Obtaining the best sequence alignment from a pair of superimposed structures is a non-trivial problem when the two structures are not entirely similar. The common practice is to select a maximal number of aligned residue pairs that will minimize the aggregate sum of distances between Cα atoms of the selected pairs. The natural algorithm for doing this is the dynamic programming algorithm.

However, blind minimization of the distance sum, in conjunction with the use of an essentially arbitrary gap penalty function, can produce poor alignments. The problem is particularly easy to see when two structurally equivalent helices cross each other at an angle as in the case shown in Figure 3. In such cases, insufficient gap penalty often leads to an alignment of the closest, but not necessarily structurally equivalent, residues, with many gaps.

The SE algorithm is a heuristic algorithm, which approximately follows the mental process that one of the authors (BL) goes through when he manually writes down the alignment from visual inspection of a pair of superimposed structures displayed on a computer screen. It starts with a few residue pairs that are clearly equivalent and then extends the alignment without introducing a gap until the inter-residue distance changes abruptly. There is no explicit notion of a gap penalty, although it is implicitly present since the algorithm attempts to extend the alignment without a gap. We have shown in this study that this algorithm produces more accurate alignments than the dynamic programming algorithms implemented in three different programs. It is also considerably faster than the latter, especially when the structures are large. An additional merit of the algorithm is that it generates strictly symmetric alignments, i.e. it produces the same alignment when the query and target structures are swapped. This is not always the case with the dynamic programming algorithm.

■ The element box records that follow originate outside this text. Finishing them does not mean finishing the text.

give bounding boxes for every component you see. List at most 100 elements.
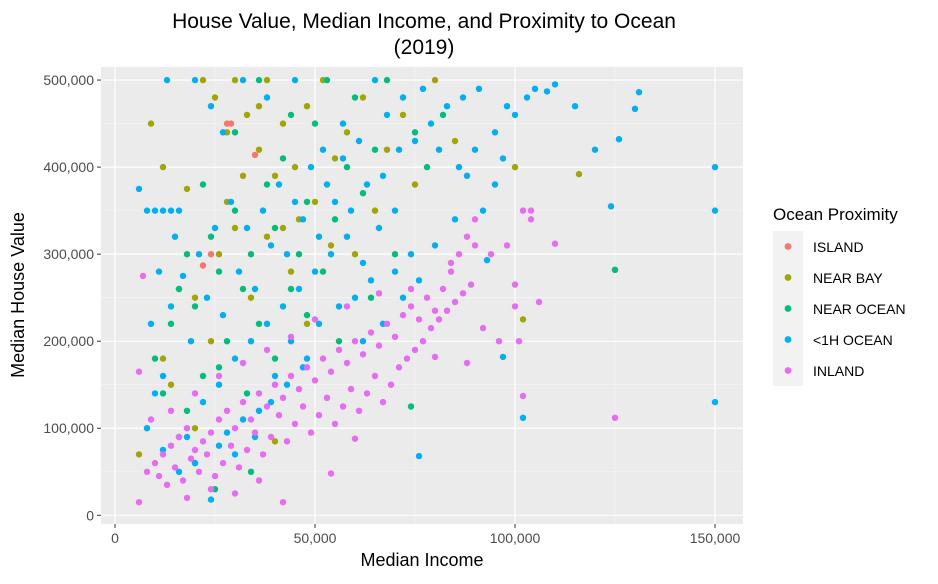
data-point <box>187 455 195 462</box>
data-point <box>711 163 719 171</box>
data-point <box>371 76 379 84</box>
data-point <box>407 303 415 310</box>
data-point <box>523 94 531 101</box>
data-point <box>287 338 295 345</box>
x-tick-label: 150,000 <box>690 530 741 546</box>
data-point <box>239 416 247 423</box>
data-point <box>439 111 447 119</box>
data-point <box>231 490 239 497</box>
data-point <box>171 233 179 240</box>
data-point <box>351 251 359 258</box>
legend-item: NEAR OCEAN <box>773 293 906 324</box>
data-point <box>411 129 419 136</box>
data-point <box>511 281 519 288</box>
data-point <box>451 298 459 306</box>
data-point <box>347 207 355 214</box>
data-point <box>331 216 339 223</box>
data-point <box>459 290 467 297</box>
axes: 0 50,000 100,000 150,000 0 100,000 200,000 300,… <box>43 72 740 546</box>
data-point <box>159 372 167 380</box>
legend-key <box>784 305 792 312</box>
data-point <box>311 120 319 127</box>
data-point <box>351 338 359 345</box>
data-point <box>527 207 535 214</box>
data-point <box>303 355 311 362</box>
data-point <box>519 414 527 421</box>
data-point <box>183 425 191 432</box>
data-point <box>199 76 207 84</box>
data-point <box>295 251 303 258</box>
data-point <box>431 307 439 314</box>
y-tick-label: 400,000 <box>43 159 94 175</box>
x-tick-label: 100,000 <box>490 530 541 546</box>
data-point <box>167 207 175 214</box>
data-point <box>259 451 267 458</box>
data-point <box>219 459 227 467</box>
data-point <box>323 394 331 401</box>
data-point <box>183 433 191 441</box>
data-point <box>159 207 167 214</box>
data-point <box>287 333 295 340</box>
data-point <box>459 94 467 101</box>
data-point <box>519 392 527 400</box>
data-point <box>263 76 271 84</box>
data-point <box>479 324 487 332</box>
data-point <box>263 403 271 410</box>
series-island <box>199 120 259 269</box>
data-point <box>371 207 379 214</box>
data-point <box>499 353 507 361</box>
data-point <box>151 459 159 467</box>
data-point <box>383 146 391 153</box>
legend-item: <1H OCEAN <box>773 324 893 355</box>
data-point <box>255 103 263 110</box>
data-point <box>147 320 155 327</box>
data-point <box>319 268 327 275</box>
data-point <box>351 94 359 101</box>
data-point <box>143 425 151 432</box>
data-point <box>495 338 503 345</box>
data-point <box>299 216 307 223</box>
data-point <box>175 285 183 293</box>
data-point <box>275 181 283 188</box>
data-point <box>391 268 399 275</box>
data-point <box>191 425 199 432</box>
data-point <box>375 342 383 349</box>
data-point <box>151 355 159 362</box>
data-point <box>391 251 399 258</box>
data-point <box>251 433 259 441</box>
data-point <box>527 216 535 223</box>
legend-label: ISLAND <box>813 239 864 255</box>
data-point <box>311 268 319 275</box>
data-point <box>383 320 391 327</box>
y-tick-label: 500,000 <box>43 72 94 88</box>
data-point <box>171 464 179 471</box>
data-point <box>267 398 275 406</box>
data-point <box>231 355 239 362</box>
data-point <box>215 442 223 449</box>
data-point <box>191 303 199 310</box>
data-point <box>211 94 219 101</box>
data-point <box>143 468 151 475</box>
data-point <box>499 155 507 162</box>
data-point <box>467 281 475 288</box>
data-point <box>187 338 195 345</box>
data-point <box>519 316 527 323</box>
data-point <box>475 85 483 93</box>
data-point <box>395 146 403 153</box>
data-point <box>323 181 331 188</box>
data-point <box>511 303 519 310</box>
data-point <box>287 285 295 293</box>
data-point <box>279 120 287 127</box>
data-point <box>287 111 295 119</box>
data-point <box>215 372 223 380</box>
data-point <box>515 338 523 345</box>
data-point <box>635 89 643 96</box>
data-point <box>315 320 323 327</box>
data-point <box>315 233 323 240</box>
data-point <box>215 268 223 275</box>
data-point <box>207 496 215 503</box>
data-point <box>451 137 459 145</box>
data-point <box>419 338 427 345</box>
data-point <box>511 111 519 119</box>
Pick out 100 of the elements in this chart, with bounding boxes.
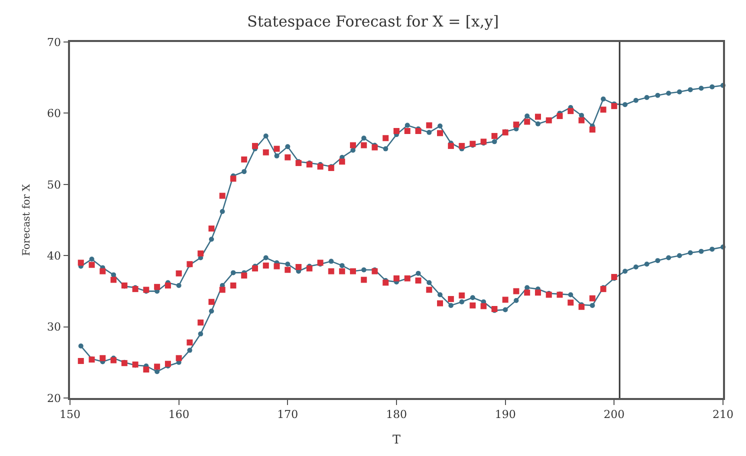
point — [666, 90, 672, 96]
point — [252, 265, 258, 272]
point — [100, 355, 106, 362]
point — [426, 122, 432, 128]
point — [350, 142, 356, 148]
point — [317, 164, 324, 170]
point — [208, 308, 214, 314]
point — [710, 246, 715, 252]
point — [589, 126, 596, 133]
point — [111, 272, 116, 278]
point — [360, 276, 367, 283]
point — [220, 208, 225, 214]
point — [676, 253, 682, 258]
y-tick-label: 40 — [47, 249, 62, 262]
point — [274, 263, 280, 270]
point — [590, 302, 595, 308]
y-tick-label: 30 — [47, 320, 62, 334]
chart-title: Statespace Forecast for X = [x,y] — [247, 12, 499, 30]
point — [698, 248, 704, 254]
point — [415, 128, 422, 134]
x-tick-label: 180 — [386, 408, 407, 421]
point — [492, 139, 497, 144]
point — [361, 136, 366, 141]
point — [274, 153, 280, 158]
point — [241, 272, 248, 279]
x-tick-label: 170 — [277, 408, 298, 421]
point — [480, 303, 487, 310]
point — [154, 369, 160, 374]
y-tick-label: 50 — [47, 178, 62, 192]
point — [568, 300, 574, 306]
point — [230, 176, 236, 182]
point — [164, 360, 171, 367]
point — [524, 114, 530, 119]
point — [404, 128, 410, 134]
point — [579, 112, 584, 118]
point — [416, 270, 421, 276]
x-tick-label: 150 — [60, 408, 80, 421]
point — [219, 286, 226, 293]
point — [502, 307, 508, 312]
point — [534, 114, 541, 120]
point — [339, 158, 346, 165]
x-tick-label: 160 — [168, 408, 190, 421]
point — [262, 262, 269, 269]
point — [110, 276, 117, 283]
point — [438, 292, 443, 298]
point — [89, 256, 94, 262]
point — [284, 266, 291, 273]
point — [361, 267, 366, 272]
y-axis-title: Forecast for X — [22, 183, 33, 256]
point — [100, 268, 106, 274]
y-tick-label: 70 — [47, 36, 62, 49]
point — [600, 106, 606, 113]
point — [154, 284, 160, 290]
point — [383, 146, 388, 152]
y-tick-label: 60 — [47, 107, 62, 120]
point — [242, 169, 247, 174]
point — [458, 142, 465, 149]
point — [644, 95, 650, 100]
point — [164, 282, 171, 288]
point — [710, 84, 715, 90]
point — [633, 98, 638, 103]
point — [578, 304, 585, 310]
point — [688, 250, 693, 256]
point — [187, 348, 192, 353]
point — [394, 128, 400, 134]
point — [666, 255, 672, 260]
point — [426, 286, 432, 293]
point — [437, 300, 444, 306]
point — [176, 283, 182, 288]
x-tick-label: 190 — [494, 408, 516, 421]
point — [350, 148, 356, 153]
point — [284, 154, 291, 160]
point — [404, 122, 410, 128]
point — [198, 320, 204, 326]
point — [534, 290, 541, 296]
point — [513, 288, 520, 294]
point — [198, 331, 204, 336]
point — [372, 144, 378, 150]
point — [252, 142, 258, 149]
point — [513, 122, 520, 128]
point — [382, 135, 389, 142]
point — [339, 268, 346, 274]
point — [285, 262, 290, 267]
point — [458, 292, 465, 298]
point — [208, 236, 214, 242]
point — [426, 130, 432, 135]
point — [437, 130, 444, 136]
point — [470, 295, 476, 300]
point — [306, 265, 312, 272]
point — [328, 258, 334, 264]
point — [263, 133, 268, 138]
point — [524, 118, 530, 125]
point — [491, 132, 498, 139]
point — [262, 149, 269, 156]
point — [230, 282, 236, 288]
point — [328, 268, 334, 274]
point — [230, 270, 236, 276]
point — [154, 364, 160, 370]
point — [143, 366, 150, 373]
point — [524, 290, 530, 296]
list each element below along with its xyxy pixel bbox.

The algorithm requires several parameters, including the distance change cutoff value, which is used to decide when to stop extension of the alignment, the scalar product threshold value, which measures the similarity of orientation of residue triplets and which is used to identify the seed alignments, and the distance tolerance and the sequence similarity cutoff values, which are used to decide when to consider the sequence similarity in choosing among a couple of conflicting alignments. Initially, we chose the values of these parameters intuitively. The values of the first two parameters were then varied within a limited range and the optimal values were chosen using the 582 pairs of alignments selected from the CDD database. Although CDD is the most recent expert-curated database, there are other structure-based sequence alignment databases, e.g. HOMSTRAD[17] and FSSP[18]. It is possible that use of these other databases can alter the optimal values of these parameters. Also, adjustments may be indicated as the program is tested using more structure pairs and used more widely. However, we also expect that any adjustment will be small in magnitude and, in particular, SE will remain superior to a dynamic programming algorithm.